Les rapports de force obligent à envisager tous les scénarios. Le Plan B ne serait pas une débandade mais une manière organisée de reconstruire un autre type d’Europe. Il faudrait l’étudier, chercher une manière d’éviter une séparation historique entre le Nord et le Sud, entre protestants et catholiques. On observe aussi une désaffection dans les pays du Nord, bien qu’elle s’exprime à travers des forces d’extrême droite. En Allemagne, aux Pays-Bas. Lorsque Djisselbloem accuse les pays du Sud de dépenser leur argent en alcool et en femmes, on retrouve un imaginaire d’extrême-droite.

Lui doit comprendre que si nous voulons que l’Europe survive, il faut modifier les traités. Cela signifie repenser Maastricht, le traité de Lisbonne. L’Europe a besoin de renaître.
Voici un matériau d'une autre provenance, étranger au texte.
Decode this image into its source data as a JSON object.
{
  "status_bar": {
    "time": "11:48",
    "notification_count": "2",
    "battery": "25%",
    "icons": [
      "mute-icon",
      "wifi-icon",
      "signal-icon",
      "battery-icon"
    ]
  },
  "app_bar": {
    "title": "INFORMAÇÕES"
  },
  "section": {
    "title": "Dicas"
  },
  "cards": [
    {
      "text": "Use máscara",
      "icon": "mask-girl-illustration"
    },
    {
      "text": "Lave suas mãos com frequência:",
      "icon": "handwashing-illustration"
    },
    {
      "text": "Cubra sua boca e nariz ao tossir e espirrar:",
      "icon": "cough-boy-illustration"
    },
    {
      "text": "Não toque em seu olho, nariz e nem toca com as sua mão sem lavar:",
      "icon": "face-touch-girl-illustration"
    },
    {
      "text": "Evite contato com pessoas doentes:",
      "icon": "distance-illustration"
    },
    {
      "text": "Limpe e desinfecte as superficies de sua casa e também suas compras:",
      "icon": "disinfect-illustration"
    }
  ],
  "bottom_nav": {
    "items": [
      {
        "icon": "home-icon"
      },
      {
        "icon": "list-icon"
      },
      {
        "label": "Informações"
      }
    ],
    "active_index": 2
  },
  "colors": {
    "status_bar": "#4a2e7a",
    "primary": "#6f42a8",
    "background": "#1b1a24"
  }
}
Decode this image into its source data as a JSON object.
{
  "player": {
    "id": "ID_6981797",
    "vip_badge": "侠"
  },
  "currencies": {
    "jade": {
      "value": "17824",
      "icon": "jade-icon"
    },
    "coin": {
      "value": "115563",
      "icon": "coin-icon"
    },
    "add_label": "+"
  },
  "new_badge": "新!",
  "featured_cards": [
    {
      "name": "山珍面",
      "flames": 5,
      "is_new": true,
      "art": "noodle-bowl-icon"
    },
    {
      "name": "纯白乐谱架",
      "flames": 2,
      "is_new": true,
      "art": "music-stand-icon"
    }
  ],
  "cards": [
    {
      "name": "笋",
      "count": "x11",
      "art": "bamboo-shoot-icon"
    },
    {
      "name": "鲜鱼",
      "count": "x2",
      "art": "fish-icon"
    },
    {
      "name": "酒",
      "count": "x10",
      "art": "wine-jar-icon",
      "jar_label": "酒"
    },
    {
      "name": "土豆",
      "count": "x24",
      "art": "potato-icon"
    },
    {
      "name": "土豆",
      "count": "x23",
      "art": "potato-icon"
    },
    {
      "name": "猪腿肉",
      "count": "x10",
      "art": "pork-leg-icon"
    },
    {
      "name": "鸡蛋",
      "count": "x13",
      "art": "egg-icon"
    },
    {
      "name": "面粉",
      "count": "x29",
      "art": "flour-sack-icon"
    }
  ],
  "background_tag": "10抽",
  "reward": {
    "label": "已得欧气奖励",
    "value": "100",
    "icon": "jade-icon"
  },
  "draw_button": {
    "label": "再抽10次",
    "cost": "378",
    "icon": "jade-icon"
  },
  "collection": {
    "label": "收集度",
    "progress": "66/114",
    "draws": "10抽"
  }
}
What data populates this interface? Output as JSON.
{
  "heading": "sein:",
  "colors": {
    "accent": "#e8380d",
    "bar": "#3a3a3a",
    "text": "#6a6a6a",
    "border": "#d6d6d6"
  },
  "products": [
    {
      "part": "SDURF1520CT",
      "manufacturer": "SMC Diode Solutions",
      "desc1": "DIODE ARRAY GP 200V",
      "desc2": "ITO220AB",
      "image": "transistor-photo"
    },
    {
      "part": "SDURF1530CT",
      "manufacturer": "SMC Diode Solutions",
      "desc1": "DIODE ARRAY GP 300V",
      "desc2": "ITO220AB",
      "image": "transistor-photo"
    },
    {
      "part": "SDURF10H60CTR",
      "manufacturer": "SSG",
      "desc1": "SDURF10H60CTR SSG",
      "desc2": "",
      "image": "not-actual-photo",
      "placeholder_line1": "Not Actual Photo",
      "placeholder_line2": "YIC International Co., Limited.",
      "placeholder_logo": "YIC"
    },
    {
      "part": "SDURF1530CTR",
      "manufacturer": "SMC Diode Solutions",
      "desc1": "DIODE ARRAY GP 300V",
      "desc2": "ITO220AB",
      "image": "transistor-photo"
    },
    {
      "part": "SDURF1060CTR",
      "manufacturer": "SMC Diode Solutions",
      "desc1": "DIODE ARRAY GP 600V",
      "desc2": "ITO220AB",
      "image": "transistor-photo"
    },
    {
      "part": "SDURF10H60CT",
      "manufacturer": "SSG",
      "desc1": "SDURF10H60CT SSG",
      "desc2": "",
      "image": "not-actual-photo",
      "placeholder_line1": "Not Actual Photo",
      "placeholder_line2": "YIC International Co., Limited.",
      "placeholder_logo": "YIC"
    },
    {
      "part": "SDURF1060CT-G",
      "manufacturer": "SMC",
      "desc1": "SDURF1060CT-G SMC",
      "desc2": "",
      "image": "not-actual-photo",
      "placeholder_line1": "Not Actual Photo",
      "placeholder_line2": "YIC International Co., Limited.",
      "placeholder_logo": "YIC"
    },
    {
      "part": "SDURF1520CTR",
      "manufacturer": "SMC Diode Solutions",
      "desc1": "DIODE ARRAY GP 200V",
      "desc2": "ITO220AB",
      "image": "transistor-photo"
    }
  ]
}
Si Tsipras était arrivé au pouvoir avec Mélenchon en France et Podemos en Espagne, les choses auraient pu être différentes.

En effet, la Grèce a été écrasée, détruite, pour que Podemos ne remporte pas les élections en Espagne. Parce que la Grèce, c’est 3% du PIB européen, mais l’Espagne représente 12% et 47 millions de personnes. Nous sommes la quatrième économie européenne, et si nous tombons, il se peut que l’Europe tombe elle aussi. Ou nous changeons tout cela, ou tout va partir en vrille. La France joue ici un rôle fondamental. On l’a vu avec Hollande, on l’avait déjà vu avec Mitterrand : la France a cédé devant le projet hégémonique de l’Allemagne en Europe. C’est bien pour cela que Macron a voulu faire de son élection une renaissance pour la France et pour l’Europe. Cette idée peut s’articuler de manière patriotique : Une France qui redevienne le moteur de l’Europe, qui ne cède pas face à l’Allemagne.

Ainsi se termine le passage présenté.